Instructional Materials Evaluation and Adoption - CalEdFactsThis content is part of California Department of Education's information and media guide about education in the State of California. For similar information on other topics, visit the full CalEdFacts.
Instructional Materials Evaluation and Adoption Process
The State Board of Education (SBE) has constitutional authority to adopt textbooks for grades one through eight (Article IX, Section 7.5 of the California Constitution). California Education Code (EC) sections 60200–60204 describe the process for the adoption of instructional materials for kindergarten through grade eight (K–8) and mandate that submitted materials be evaluated for consistency with the criteria and standards in the SBE’s curriculum frameworks. The Instructional Quality Commission (IQC) serves as an advisory body to the SBE in the evaluation and adoption process. Instructional materials are broadly defined to include textbooks, technology-based materials, other educational materials, and tests. The SBE traditionally adopts only basic instructional materials programs (i.e., programs that are designed for use by pupils and their teachers as a principal learning resource and meet the basic organization and content requirements of a full course of study, which is generally one school year in length).
Adoptions are conducted every eight years in the curriculum areas of English language arts, mathematics, science, history–social science, visual and performing arts, health, and world languages. An adoption of new mathematics materials aligned to the California Common Core State Standards was completed in 2014, with an adoption of new English language arts/English language development materials to follow in 2015.
The entire instructional materials adoption process was significantly affected by the passage of the education trailer bill Senate Bill 4 of the 2009-10 Third Extraordinary Session (SBX3 4) (Chapter 12, Statutes of 2009) and Assembly Bill 2 of the 2009-10 Fourth Extraordinary Session (ABX4 2). These bills suspended the SBE’s responsibility to develop curriculum frameworks or adopt instructional materials until the 2013-14 school year. That suspension was subsequently extended by Senate Bill 70 (Chapter 7 of the Statutes of 2011) until the 2015-16 school year.
As with the framework development process, the adoption process is designed to ensure broad public participation. The adoption process involves three concurrent steps:
- Social content review—The social content review is conducted to ensure that all instructional resources used in California public schools comply with EC sections 60040–60044 as well as SBE guidelines contained in Standards for Evaluating Instructional Materials for Social Content (2013 edition). Resources not in compliance with the standards must be revised or withdrawn.
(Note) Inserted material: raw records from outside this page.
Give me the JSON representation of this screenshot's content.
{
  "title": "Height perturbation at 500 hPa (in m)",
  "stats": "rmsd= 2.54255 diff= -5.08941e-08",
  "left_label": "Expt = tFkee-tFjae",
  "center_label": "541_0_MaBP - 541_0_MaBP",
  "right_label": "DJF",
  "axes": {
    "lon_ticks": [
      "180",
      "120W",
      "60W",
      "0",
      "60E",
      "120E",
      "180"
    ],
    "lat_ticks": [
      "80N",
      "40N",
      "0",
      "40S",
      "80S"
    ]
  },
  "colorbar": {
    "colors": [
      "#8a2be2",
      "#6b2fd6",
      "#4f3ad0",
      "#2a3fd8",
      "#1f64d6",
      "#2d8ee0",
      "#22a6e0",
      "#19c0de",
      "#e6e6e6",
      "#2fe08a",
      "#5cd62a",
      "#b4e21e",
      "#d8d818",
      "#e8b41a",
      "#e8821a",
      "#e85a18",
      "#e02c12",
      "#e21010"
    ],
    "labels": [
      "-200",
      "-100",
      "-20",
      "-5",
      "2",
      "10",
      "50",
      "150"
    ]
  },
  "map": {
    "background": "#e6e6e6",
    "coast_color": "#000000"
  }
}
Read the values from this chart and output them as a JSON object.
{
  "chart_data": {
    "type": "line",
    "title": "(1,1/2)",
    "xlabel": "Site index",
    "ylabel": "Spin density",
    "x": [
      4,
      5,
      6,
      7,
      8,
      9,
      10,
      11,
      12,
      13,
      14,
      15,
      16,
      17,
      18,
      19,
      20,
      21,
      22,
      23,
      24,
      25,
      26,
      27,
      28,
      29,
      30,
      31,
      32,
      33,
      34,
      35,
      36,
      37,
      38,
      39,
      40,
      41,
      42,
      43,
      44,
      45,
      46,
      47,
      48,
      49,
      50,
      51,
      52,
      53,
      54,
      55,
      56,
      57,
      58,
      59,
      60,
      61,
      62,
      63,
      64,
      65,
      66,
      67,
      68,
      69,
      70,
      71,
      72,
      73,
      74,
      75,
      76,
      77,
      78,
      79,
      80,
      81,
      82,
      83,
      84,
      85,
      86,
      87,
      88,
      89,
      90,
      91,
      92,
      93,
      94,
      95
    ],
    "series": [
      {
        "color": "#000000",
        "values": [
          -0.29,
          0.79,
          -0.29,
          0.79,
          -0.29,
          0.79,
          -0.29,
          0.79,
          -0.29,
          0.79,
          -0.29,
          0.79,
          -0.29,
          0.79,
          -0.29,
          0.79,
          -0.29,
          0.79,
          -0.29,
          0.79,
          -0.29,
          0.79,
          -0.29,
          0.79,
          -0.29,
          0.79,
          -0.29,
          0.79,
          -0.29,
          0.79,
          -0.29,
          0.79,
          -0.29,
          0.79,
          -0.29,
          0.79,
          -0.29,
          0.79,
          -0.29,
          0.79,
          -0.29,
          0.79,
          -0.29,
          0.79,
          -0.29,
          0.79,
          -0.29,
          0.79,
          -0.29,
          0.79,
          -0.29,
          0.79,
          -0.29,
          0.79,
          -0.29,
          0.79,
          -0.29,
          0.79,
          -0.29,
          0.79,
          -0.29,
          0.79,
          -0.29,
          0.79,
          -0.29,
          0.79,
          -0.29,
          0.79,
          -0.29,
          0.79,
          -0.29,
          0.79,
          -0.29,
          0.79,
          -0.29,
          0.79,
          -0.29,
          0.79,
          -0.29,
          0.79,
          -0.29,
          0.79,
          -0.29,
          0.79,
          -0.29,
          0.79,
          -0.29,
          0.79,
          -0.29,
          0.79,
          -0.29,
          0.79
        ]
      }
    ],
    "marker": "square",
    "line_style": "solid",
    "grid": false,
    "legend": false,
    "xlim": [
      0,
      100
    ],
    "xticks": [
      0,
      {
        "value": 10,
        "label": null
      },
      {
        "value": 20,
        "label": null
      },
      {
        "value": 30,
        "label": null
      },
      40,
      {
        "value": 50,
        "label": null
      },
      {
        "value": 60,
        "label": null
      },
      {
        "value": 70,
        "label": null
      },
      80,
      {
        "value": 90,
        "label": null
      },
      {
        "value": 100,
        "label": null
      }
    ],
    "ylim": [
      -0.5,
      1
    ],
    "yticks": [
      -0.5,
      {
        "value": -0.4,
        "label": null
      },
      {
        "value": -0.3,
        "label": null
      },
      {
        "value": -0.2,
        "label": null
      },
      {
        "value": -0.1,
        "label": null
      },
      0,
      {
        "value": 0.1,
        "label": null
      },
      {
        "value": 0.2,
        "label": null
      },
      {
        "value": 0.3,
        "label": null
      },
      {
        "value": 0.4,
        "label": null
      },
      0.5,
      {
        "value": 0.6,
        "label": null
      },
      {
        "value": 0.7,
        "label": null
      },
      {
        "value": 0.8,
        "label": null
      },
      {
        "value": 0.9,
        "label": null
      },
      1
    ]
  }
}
For kindergarten through grade eight, the CDE conducts social content compliance reviews. School districts may also conduct their own reviews.
- Public review and comment—Samples of instructional resources submitted for adoption are available for public review at Learning Resources Display Centers located throughout the state. Written comments on the resources are forwarded to the IQC and the SBE for consideration. In addition, three separate public hearings are held prior to adoption: one before the appropriate Subject Matter Committee of the IQC, one before the full commission, and one before the SBE. Additional information is available on the CDE Learning Resources Display Centers (LRDC) Web page.
- Education content review—The education content review is based on the SBE-adopted framework and the content standards it embodies. Evaluation criteria based on the framework are developed by the IQC and adopted by the SBE. After a statewide recruitment and application process, the IQC recommends and the SBE appoints two panels composed of Instructional Materials Reviewers (IMRs) and Content Review Experts (CREs). The IMRs are classroom teachers (but may also include administrators, curriculum specialists, university faculty, and parents) who evaluate materials according to all categories of the criteria. The CREs are subject-matter experts who review materials according to the content criteria and ensure that the materials are accurate, aligned with SBE-adopted content standards and curriculum frameworks, and based on current and confirmed research. CREs review only those materials (or parts of materials) that pertain to their area of expertise. CREs work with IMRs throughout the review process.
Both panels receive training on the SBE-adopted criteria and individually review submitted programs. IMRs and CREs prepare a joint report of findings and formulate a recommendation on each submission. The IMR/CRE recommendations are compiled by the CDE into a document titled “IMR/CRE Report of Findings” that is forwarded to the IQC. Commissioners consider the report of findings and also conduct their own individual and independent reviews of the submitted programs. The commission then develops a written Instructional Quality Commission Advisory Report containing recommendations on each submission, which is forwarded to the SBE for action.
The SBE considers the recommendations, related documents, and public comments prior to adopting or not adopting each submission. The commission’s report is modified as necessary to reflect the SBE’s action, and the final document is widely distributed and posted on the Internet.
Lists of all publisher’s programs adopted by the SBE are available on the CDE Curriculum Frameworks and Instructional Materials Web page.